There was no answer.
I waited a moment longer. Perhaps he hadn't been able to come, I thought. I had almost turned to go when I heard a shuffle of footsteps toward the front of the chapel. I looked and saw Joe beckoning to me. I hurried down the aisle toward him. We embraced and he kissed me softly.
"I'm glad you could come. Did anybody see you?" he whispered.
"I don't think so."
"Good ... maybe we can have a little while together. Quick, the room back here."
We ducked into a small room behind the altar. It was obviously a supply room where the mops and brooms, choir books, and other paraphernalia for the chapel were kept. Joe shut the door behind us and snapped the lock.
We stood looking at each other for a moment. I felt that I had waited the long months in nursing school for just this instant: to be alone-if only for a few minutes-with the man I loved.
We came into each other's arms again with a kind of frantic hurry.
We kissed, remembering the old feeling-the kisses of an earlier, happier time in our lives. It was so easy to slide back into that comfortable world with Joe. I knew that no man's lips could move me the way his did. I clung to him desperately, shamelessly.
"Darling," he husked. "God, you don't know how many times I've dreamed about holding you like this."
"Me, too," I insisted.
His body, pressing against mine, made my blood surge madly through my veins. I didn't feel that I was a girl any longer, but a mature woman. This was what I had wanted, and I wasn't to be denied it another second. I remembered with a kind of frantic pain the many times I had longed for Joe to hold me, to kiss me like this-and had had to be contented with a good-night peck and a whisper of romantic love.
All that had changed now.
We were more grown up, and we were most honest with each other. There was no pretense, no disguising of the physical need that had driven me out of my comfortable world as the daughter of Philip Gray and into the shadows of a prison. If that didn't convince Joe that I loved and needed him, then nothing would.
And the pressure of Joe's fingers against my shoulder blades, the fumbling scratch at the hooks of my bra, told me that he, too, was no longer acting out a role. He needed me, and he had always needed me. If only he had brought that need out into the open from the very beginning, then we wouldn'tbe standing here, defiling the small room of this chapel with a love that was both holy and profane.

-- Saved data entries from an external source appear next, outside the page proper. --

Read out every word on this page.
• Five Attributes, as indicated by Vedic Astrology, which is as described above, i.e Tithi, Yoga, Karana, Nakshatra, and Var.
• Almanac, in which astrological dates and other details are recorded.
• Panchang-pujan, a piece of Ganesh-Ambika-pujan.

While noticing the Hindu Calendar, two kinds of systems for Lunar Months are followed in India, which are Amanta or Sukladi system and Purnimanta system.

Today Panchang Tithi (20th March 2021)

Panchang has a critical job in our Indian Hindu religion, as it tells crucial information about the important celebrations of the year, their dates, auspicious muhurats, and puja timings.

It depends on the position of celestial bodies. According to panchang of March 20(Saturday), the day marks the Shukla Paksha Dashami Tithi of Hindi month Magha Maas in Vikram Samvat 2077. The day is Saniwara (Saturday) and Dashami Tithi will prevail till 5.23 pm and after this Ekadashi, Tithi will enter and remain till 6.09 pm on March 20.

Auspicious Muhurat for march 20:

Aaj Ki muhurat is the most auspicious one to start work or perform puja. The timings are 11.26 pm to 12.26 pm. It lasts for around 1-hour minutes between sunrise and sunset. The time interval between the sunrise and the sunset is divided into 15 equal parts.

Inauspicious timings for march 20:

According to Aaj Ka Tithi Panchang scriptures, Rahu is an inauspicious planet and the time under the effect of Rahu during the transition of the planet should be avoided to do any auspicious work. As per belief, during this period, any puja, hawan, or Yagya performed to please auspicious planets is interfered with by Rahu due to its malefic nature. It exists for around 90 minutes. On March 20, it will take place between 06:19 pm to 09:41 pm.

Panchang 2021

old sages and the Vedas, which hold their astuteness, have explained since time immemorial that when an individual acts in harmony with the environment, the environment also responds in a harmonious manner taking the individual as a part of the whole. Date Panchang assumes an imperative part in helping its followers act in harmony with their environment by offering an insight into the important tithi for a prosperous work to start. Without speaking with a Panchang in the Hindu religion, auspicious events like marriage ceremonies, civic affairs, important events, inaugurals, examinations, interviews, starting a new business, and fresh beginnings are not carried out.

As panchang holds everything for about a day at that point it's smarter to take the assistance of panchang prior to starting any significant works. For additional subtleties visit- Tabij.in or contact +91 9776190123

But I didn't care now how holy the place was. There was no purity that went beyond the depth of my feeling for Joe; and if that was sacrilege, then God in His heaven would have to make the most of it!
I loved Joe, and if he wanted my body, then I was bound to give myself to him. I was determined that Stella Baker would never have cause again to trap him into the cobwebbed passion of her sinful lust.
I reached up and opened my blouse and drew his hands around. I pushed the tips of his fingers gently inside my blouse. I drew my warm mouth close up to his.
"Take me, darling," I breathed. "Right here ... right now!"